There were more than one hundred messages dissecting the news about the discovery of Moss’s possessions. Several posters said they were not surprised that Stream, a leading proponent of stand-your-ground laws, would be addressing the Florida conference, but nobody could make sense of why Moss, who was not on the program and who had no expert
ise in the area, would be going to a meeting pertaining to Florida law. Toward the bottom of the thread a prosecutor from the Rio Grande Valley wrote, Maybe their relationship was, shall we say, not entirely professional
I closed the browser and erased the history. A day later, a reporter for a weekly independent had run with the story. Courthouse observers said the rumors of an improper relationship between Moss and Stream were absurd. Moss’s husband said he and his wife were happily married. Office staff for both judges said they never saw the two together.

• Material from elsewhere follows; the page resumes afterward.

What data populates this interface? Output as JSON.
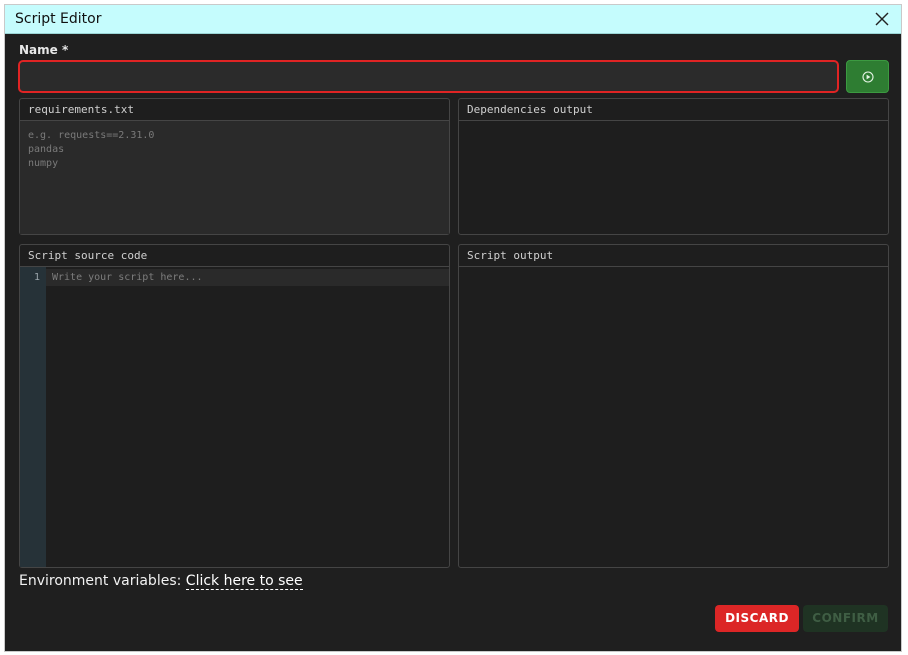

Meanwhile, the coast guard formally announced that its mission had been reclassified from rescue to recovery. If the judges had survived the impact, they would have succumbed to dehydration or exposure. Officials remained hopeful, however, the bodies would be recovered, and they reported that a blue leather jacket, believed to belong to Moss, had been found floating twenty miles west of where the wreckage had been located. An official from the NTSB said the impact of the crash had caused a wing to break off, making it impossible to determine if the plane had run out of fuel. Officials closed the investigation, describing the cause of the accident as undetermined.
For the next two weeks I went downstairs every morning at eight, but I did not open the door to their cells. Through the peephole I would watch Stream do push-ups and pedal the stationary bike. Moss sat in her chair with a plastic cup of powdered MRE coffee and read. Once, she pulled the curtain closed between their cells and started to undress to shower. I pulled my eye away from the door and walked back upstairs.
That moment, I think, was my first encounter with doubt.
* * *
• • •
One morning Stream said, I’ll tell you the significance.